Wenn in den russisch-deutschen Beziehungen sich einmal beide Seiten einig sind, können die Formalitäten erstaunlich rasch über die Bühne gehen. Das war jetzt so im Fall der Rückgabe von 91 wertvollen Büchern aus dem Bestand der Universitätsbibliothek von Woronesch, die ein Wehrmachtsoffizier im Zweiten Weltkrieg dort erbeutet hatte, durch dessen Sohn, den 86 Jahre alten Hans-Erich Frey aus dem hessischen Neu-Isenburg. In einer bewegenden Zeremonie im Berliner Russischen Haus der Kultur und Wissenschaft händigte Frey die Bücher, von denen einige noch Brandspuren tragen, dem Bevollmächtigten der Bibliothek aus, dem Deutschen Klaus-Dieter Heinze, der in Woronesch studiert hat und der Assoziation der Absolventen der Hochschule vorsitzt.

Die Aktion einer „Bürgerdiplomatie“ umging bewusst die hohe Politik, wo in Fragen der Rückgabe kriegsbedingt verlagerter Kulturgüter die Fronten verhärtet sind, weil Deutschland auf der Rückgabe aller konfiszierten Kulturgüter besteht, während Russland seine „Selbstentschädigung“ für erlittene Verluste als rechtmäßig ansieht.

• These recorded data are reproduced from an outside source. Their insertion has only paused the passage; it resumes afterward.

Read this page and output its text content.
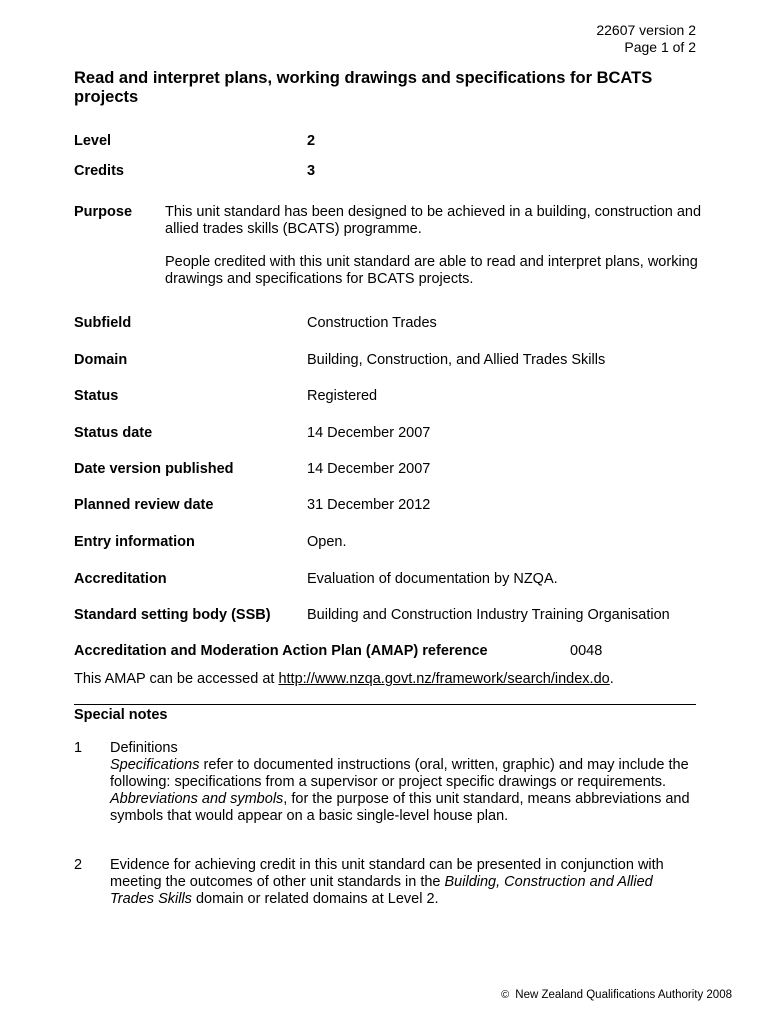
22607 version 2
Page 1 of 2
Read and interpret plans, working drawings and specifications for BCATS projects
Level	2
Credits	3
Purpose This unit standard has been designed to be achieved in a building, construction and allied trades skills (BCATS) programme.

People credited with this unit standard are able to read and interpret plans, working drawings and specifications for BCATS projects.

Subfield	Construction Trades
Domain	Building, Construction, and Allied Trades Skills
Status	Registered
Status date	14 December 2007
Date version published	14 December 2007
Planned review date	31 December 2012
Entry information	Open.
Accreditation	Evaluation of documentation by NZQA.
Standard setting body (SSB)	Building and Construction Industry Training Organisation
Accreditation and Moderation Action Plan (AMAP) reference	0048
This AMAP can be accessed at http://www.nzqa.govt.nz/framework/search/index.do.
Special notes
1 Definitions

Specifications refer to documented instructions (oral, written, graphic) and may include the following: specifications from a supervisor or project specific drawings or requirements.

Abbreviations and symbols, for the purpose of this unit standard, means abbreviations and symbols that would appear on a basic single-level house plan.

2 Evidence for achieving credit in this unit standard can be presented in conjunction with meeting the outcomes of other unit standards in the Building, Construction and Allied Trades Skills domain or related domains at Level 2.

© New Zealand Qualifications Authority 2008
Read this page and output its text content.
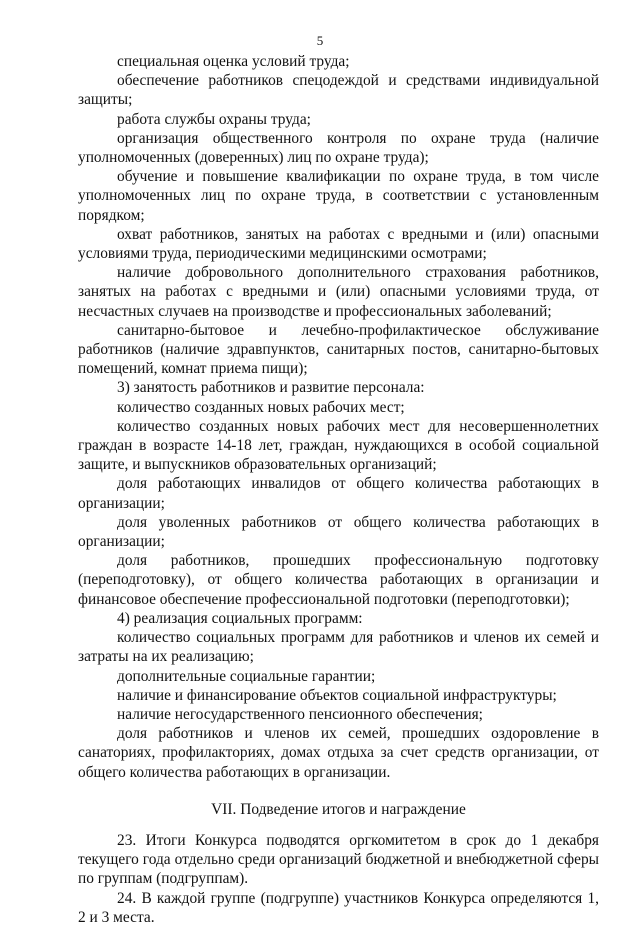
5

специальная оценка условий труда;

обеспечение работников спецодеждой и средствами индивидуальной защиты;

работа службы охраны труда;

организация общественного контроля по охране труда (наличие уполномоченных (доверенных) лиц по охране труда);

обучение и повышение квалификации по охране труда, в том числе уполномоченных лиц по охране труда, в соответствии с установленным порядком;

охват работников, занятых на работах с вредными и (или) опасными условиями труда, периодическими медицинскими осмотрами;

наличие добровольного дополнительного страхования работников, занятых на работах с вредными и (или) опасными условиями труда, от несчастных случаев на производстве и профессиональных заболеваний;

санитарно-бытовое и лечебно-профилактическое обслуживание работников (наличие здравпунктов, санитарных постов, санитарно-бытовых помещений, комнат приема пищи);

3) занятость работников и развитие персонала:

количество созданных новых рабочих мест;

количество созданных новых рабочих мест для несовершеннолетних граждан в возрасте 14-18 лет, граждан, нуждающихся в особой социальной защите, и выпускников образовательных организаций;

доля работающих инвалидов от общего количества работающих в организации;

доля уволенных работников от общего количества работающих в организации;

доля работников, прошедших профессиональную подготовку (переподготовку), от общего количества работающих в организации и финансовое обеспечение профессиональной подготовки (переподготовки);

4) реализация социальных программ:

количество социальных программ для работников и членов их семей и затраты на их реализацию;

дополнительные социальные гарантии;

наличие и финансирование объектов социальной инфраструктуры;

наличие негосударственного пенсионного обеспечения;

доля работников и членов их семей, прошедших оздоровление в санаториях, профилакториях, домах отдыха за счет средств организации, от общего количества работающих в организации.

VII. Подведение итогов и награждение

23. Итоги Конкурса подводятся оргкомитетом в срок до 1 декабря текущего года отдельно среди организаций бюджетной и внебюджетной сферы по группам (подгруппам).

24. В каждой группе (подгруппе) участников Конкурса определяются 1, 2 и 3 места.
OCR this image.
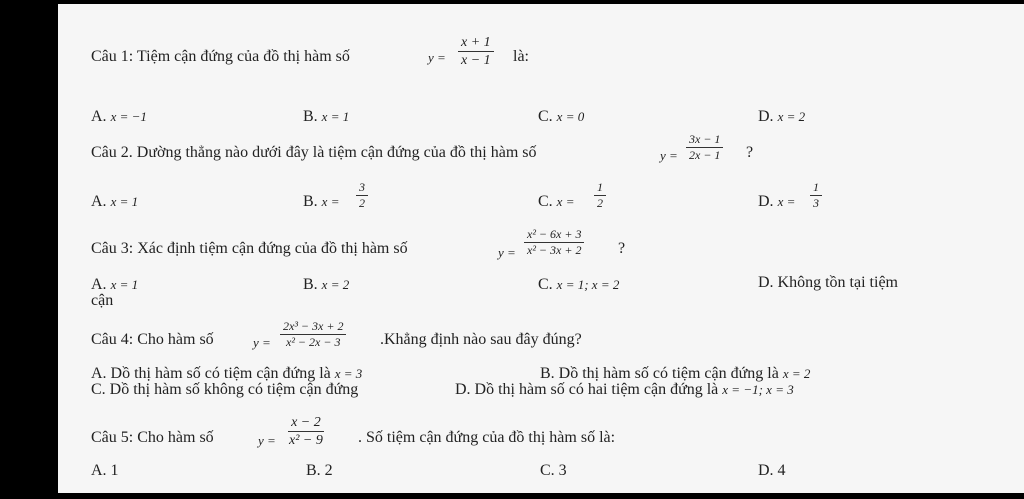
Câu 1: Tiệm cận đứng của đồ thị hàm số	$y = \frac{x + 1}{x - 1}$ là:
A. x = −1	B. x = 1	C. x = 0	D. x = 2
Câu 2. Dường thẳng nào dưới đây là tiệm cận đứng của đồ thị hàm số	$y = \frac{3x - 1}{2x - 1}$ ?
A. x = 1	B. $x = \frac{3}{2}$	C. $x = \frac{1}{2}$	D. $x = \frac{1}{3}$
Câu 3: Xác định tiệm cận đứng của đồ thị hàm số	$y = \frac{\text{x² − 6x + 3}}{\text{x² − 3x + 2}}$ ?
A. x = 1	B. x = 2	C. x = 1; x = 2	D. Không tồn tại tiệm
cận
Câu 4: Cho hàm số	$y = \frac{\text{2x³ − 3x + 2}}{\text{x² − 2x − 3}}$ .Khẳng định nào sau đây đúng?
A. Dồ thị hàm số có tiệm cận đứng là x = 3	B. Dồ thị hàm số có tiệm cận đứng là x = 2
C. Dồ thị hàm số không có tiệm cận đứng	D. Dồ thị hàm số có hai tiệm cận đứng là x = −1; x = 3
Câu 5: Cho hàm số	$y = \frac{x - 2}{\text{x² − 9}}$ . Số tiệm cận đứng của đồ thị hàm số là:
A. 1	B. 2	C. 3	D. 4
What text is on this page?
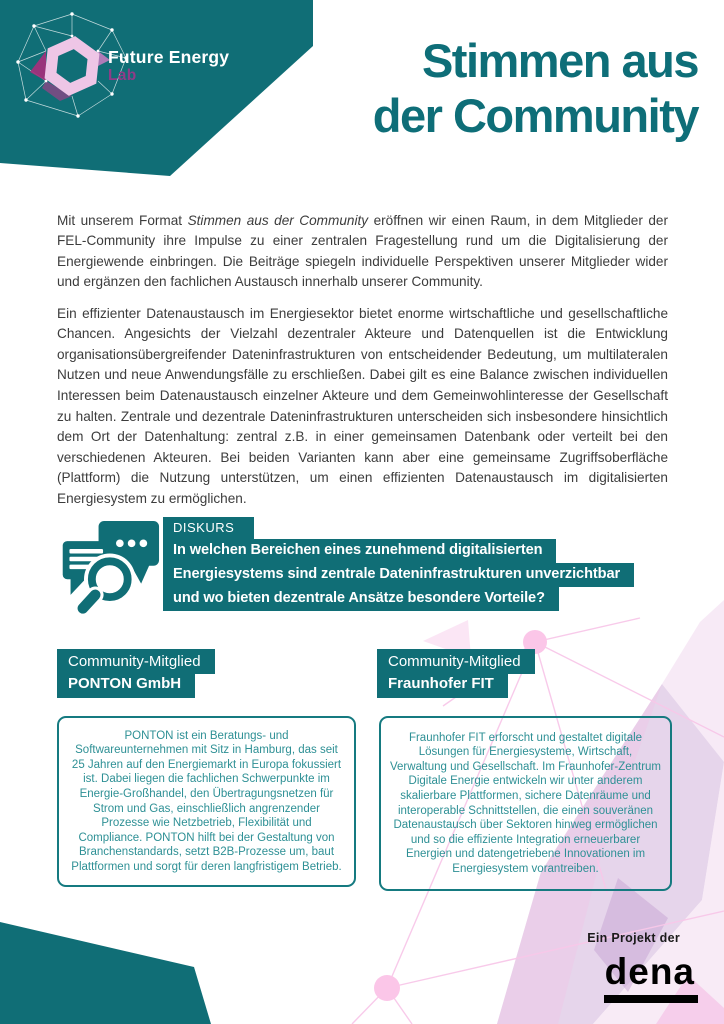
Future Energy
Lab	Stimmen aus
der Community

Mit unserem Format Stimmen aus der Community eröffnen wir einen Raum, in dem Mitglieder der FEL-Community ihre Impulse zu einer zentralen Fragestellung rund um die Digitalisierung der Energiewende einbringen. Die Beiträge spiegeln individuelle Perspektiven unserer Mitglieder wider und ergänzen den fachlichen Austausch innerhalb unserer Community.

Ein effizienter Datenaustausch im Energiesektor bietet enorme wirtschaftliche und gesellschaftliche Chancen. Angesichts der Vielzahl dezentraler Akteure und Datenquellen ist die Entwicklung organisationsübergreifender Dateninfrastrukturen von entscheidender Bedeutung, um multilateralen Nutzen und neue Anwendungsfälle zu erschließen. Dabei gilt es eine Balance zwischen individuellen Interessen beim Datenaustausch einzelner Akteure und dem Gemeinwohlinteresse der Gesellschaft zu halten. Zentrale und dezentrale Dateninfrastrukturen unterscheiden sich insbesondere hinsichtlich dem Ort der Datenhaltung: zentral z.B. in einer gemeinsamen Datenbank oder verteilt bei den verschiedenen Akteuren. Bei beiden Varianten kann aber eine gemeinsame Zugriffsoberfläche (Plattform) die Nutzung unterstützen, um einen effizienten Datenaustausch im digitalisierten Energiesystem zu ermöglichen.

DISKURS
In welchen Bereichen eines zunehmend digitalisierten
Energiesystems sind zentrale Dateninfrastrukturen unverzichtbar
und wo bieten dezentrale Ansätze besondere Vorteile?
Community-Mitglied
PONTON GmbH
Community-Mitglied
Fraunhofer FIT
PONTON ist ein Beratungs- und Softwareunternehmen mit Sitz in Hamburg, das seit 25 Jahren auf den Energiemarkt in Europa fokussiert ist. Dabei liegen die fachlichen Schwerpunkte im Energie-Großhandel, den Übertragungsnetzen für Strom und Gas, einschließlich angrenzender Prozesse wie Netzbetrieb, Flexibilität und Compliance. PONTON hilft bei der Gestaltung von Branchenstandards, setzt B2B-Prozesse um, baut Plattformen und sorgt für deren langfristigem Betrieb.
Fraunhofer FIT erforscht und gestaltet digitale Lösungen für Energiesysteme, Wirtschaft, Verwaltung und Gesellschaft. Im Fraunhofer-Zentrum Digitale Energie entwickeln wir unter anderem skalierbare Plattformen, sichere Datenräume und interoperable Schnittstellen, die einen souveränen Datenaustausch über Sektoren hinweg ermöglichen und so die effiziente Integration erneuerbarer Energien und datengetriebene Innovationen im Energiesystem vorantreiben.
Ein Projekt der
dena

Der russische Botschafter trat nur als bevollmächtigter Gewährsmann auf. So wurde aber auch die durchaus reale Gefahr umgangen, dass Moskau Raritäten aus dem Konvolut einbehalten und der Bibliothek der Akademie der Wissenschaften zueignen könnte, wie der Rektor der Universität von Woronesch, Dmitri Jendowitzki, betont. Die Bücher werden nun über Moskau an den Ort ihrer Herkunft verfrachtet, dort gesichtet, gegebenenfalls restauriert und im Oktober im Rahmen des russisch-europäischen Projekts „Green Campus“ präsentiert und in die Sammlung eingegliedert.

Der Osteuropahistoriker Wolfgang Eichwede, der schon zahlreiche Rückgaben von durch Deutsche privat geraubten Büchern, Bildern und Ikonen nach Russland organisiert und die Bücher über Monate in seiner Wohnung zwischengelagert hat, sprach von einem „schönen, großen Augenblick“. Die Sammlung umfasst 58 russische, 30 französische, zwei russisch-französische Werke; außerdem gehört eine englische Ausgabe von Byron zum Konvolut. Zu diesem gehören frühe Gesamtausgaben von Nikolai Karamsin und Alexander Puschkin.

Das älteste Stück ist die etwas ramponierte erste Grammatik der säkularen russischen Sprache, ein Unikat, das möglicherweise aus dem 17. Jahrhundert datiert. Das schönste Buch ist ein früher Katalog der Kunstsammlungen der Petersburger Eremitage, der 1805 unter Zar Alexander I. publiziert wurde. In französischer Sprache dokumentiert das Buch das vorherrschende Idiom des Adels, erst nach dem Krieg gegen Napoleon wurde das Russische salonfähig. Die Gemälde von Leonardo, Veronese, Correggio, Rubens, Rembrandt sind reproduziert als akademische Schwarz-Weiß-Zeichnungen. Wie viele andere Bücher trägt das Buch das Exlibris einer Adelsfamilie aus der Gegend von Woronesch, deren Kulturschätze nach der Oktoberrevolution verstaatlicht wurden.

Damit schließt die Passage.